Edebi Şahsiyetler

Guy de Maupassant Kimdir, Hayatı, Eserleri, Hakkında Bilgi

MAUPASSANT, Guy de (1850-1893)

Fransız, yazar. Öykü ve romanlarında olaya ağırlık vermiş, bu tutumun en usta temsilcisi olmuştur.

Henri Rene Albert Guy de Maupassant, Dieppe yakınlarında, Etretat’da doğdu, 6 Temmuz 1893’te Paris’te öldü. Annesi, Gustave Flaubert’in çocukluk arkadaşıydı. Maupassant’ı sanata özendiren ilk insan da o oldu. Maupassant, çocukluğunda doğayı ve Norman köylülerinin yaşamını yakından tanıma olanağını buldu. On üç yaşında Yvetov’daki bir papaz okuluna gönderildi. Ama papazlara hiç ısınamadı, giderek dinden de soğudu, papazları alaya alan şiirler yazmaya başladı. Bu şiirlerden biri müdürün eline geçince okuldan kovuldu. Daha sonra Rouen Lisesi’ni bitirdi. Şairlik yolunda ilk ciddi adımlarını lise sıralarında attı. 1870 Fransa-Prusya Savaşı çıkınca gönüllü olarak askere gitti. Barış olunca Paris’e yerleşti. Yaşamını kazanmak için memur olarak çalışmaya başladı. Bir yandan da Paris’in kalburüstü insanlarıyla ilişkiler kurdu. Atletik yapılı bir insandı; kürek çekiyor, avlanıyor, Seine Nehri çevresindeki meyhanelere gidiyordu.

Yazarlığa yönelmesi, 1871-1880 arasında gerçekleşti. Annesi onu, kendi çocukluk arkadaşı Flaubert’e gönderdi. Flaubert de Maupassant’ın yetişmesiyle yakından ilgilendi. Ona üslup dersleri verdi, gerçekleri yepyeni gözlerle incelemesini öğretti. Zola, A.Daudet, Huysmans ve Turgenyef gibi yazarlarla tanıştırdı. Maupassant kısa sürede, Zola’nın başını çektiği doğalcı (natüralist) yazarlar grubuna katıldı. Bu grubun 1880’de yayımladığı bir antolojide yer alan “Boule de Suif” (Tombalak) adlı öyküsü ilk büyük başarısı oldu.

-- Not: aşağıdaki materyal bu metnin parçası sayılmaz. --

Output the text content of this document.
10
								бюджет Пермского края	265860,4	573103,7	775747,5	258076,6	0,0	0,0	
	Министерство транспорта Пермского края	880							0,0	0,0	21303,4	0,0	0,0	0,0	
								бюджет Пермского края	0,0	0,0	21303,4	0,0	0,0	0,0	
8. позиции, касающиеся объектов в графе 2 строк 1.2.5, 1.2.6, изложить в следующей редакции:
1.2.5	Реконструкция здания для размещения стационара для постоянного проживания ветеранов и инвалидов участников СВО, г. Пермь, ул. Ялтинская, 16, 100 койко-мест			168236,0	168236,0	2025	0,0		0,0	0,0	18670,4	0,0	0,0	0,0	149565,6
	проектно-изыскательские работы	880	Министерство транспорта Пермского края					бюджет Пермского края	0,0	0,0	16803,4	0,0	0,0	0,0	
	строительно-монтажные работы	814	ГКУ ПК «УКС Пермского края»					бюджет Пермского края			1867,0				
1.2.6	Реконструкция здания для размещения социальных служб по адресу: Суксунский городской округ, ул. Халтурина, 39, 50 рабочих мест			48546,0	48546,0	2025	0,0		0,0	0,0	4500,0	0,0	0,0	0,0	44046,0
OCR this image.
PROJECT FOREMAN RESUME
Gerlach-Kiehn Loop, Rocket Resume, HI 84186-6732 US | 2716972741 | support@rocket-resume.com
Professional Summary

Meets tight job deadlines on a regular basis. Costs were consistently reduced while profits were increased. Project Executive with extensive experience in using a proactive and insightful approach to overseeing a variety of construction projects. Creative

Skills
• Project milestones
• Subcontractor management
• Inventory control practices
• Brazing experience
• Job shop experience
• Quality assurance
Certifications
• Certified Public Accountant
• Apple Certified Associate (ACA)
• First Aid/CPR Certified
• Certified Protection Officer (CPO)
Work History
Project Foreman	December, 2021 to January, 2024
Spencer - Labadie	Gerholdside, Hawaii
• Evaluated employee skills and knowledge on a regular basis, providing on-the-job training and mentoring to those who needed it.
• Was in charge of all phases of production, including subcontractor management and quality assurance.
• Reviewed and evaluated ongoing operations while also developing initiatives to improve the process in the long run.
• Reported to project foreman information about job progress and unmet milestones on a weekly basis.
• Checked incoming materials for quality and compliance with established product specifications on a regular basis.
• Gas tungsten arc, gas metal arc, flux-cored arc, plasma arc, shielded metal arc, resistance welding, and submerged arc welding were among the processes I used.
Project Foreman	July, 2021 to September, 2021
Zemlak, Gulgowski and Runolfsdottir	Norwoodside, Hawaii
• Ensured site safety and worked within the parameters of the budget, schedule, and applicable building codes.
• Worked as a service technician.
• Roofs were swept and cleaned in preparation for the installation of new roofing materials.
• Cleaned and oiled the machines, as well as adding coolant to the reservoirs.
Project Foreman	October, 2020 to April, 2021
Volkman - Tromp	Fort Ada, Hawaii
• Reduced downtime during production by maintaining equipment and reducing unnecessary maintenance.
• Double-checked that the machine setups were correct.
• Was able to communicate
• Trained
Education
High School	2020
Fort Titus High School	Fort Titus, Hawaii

1875’ten sonra şiiri bırakıp Flaubert’in etkisiyle bütünüyle öykü yazmaya yöneldi. Yalnızca kalemiyle geçinmeye karar verip memurluktan ayrıldı. Kısa sürede, sevilen, okunan bir yazar oldu. Kitaplarının basımı ile yakından ilgileniyordu. Telif hakları, kitaplarının yabancı dillere çevrilmesi ve yeniden basımı konularında büyük bir titizlik gösteriyordu. Bel-Ami (Güzel Dost) adlı romanı tam bir satış başarısı kazandı. Onun geliriyle satın aldığı yata Bel Ami adını verdi. Yatıyla Korsika, Cezayir, Tunus, İtalya, Sicilya ve İngiltere’ye uzanan yolculuklar yaptı. Bu gezilerden edindiği izlenimleri Au soleil (“Güneş Altında”); Sur l’eau (“Denizde”), La vie errante (“Gezginci Yaşam”) adlı kitaplarında dile getirdi.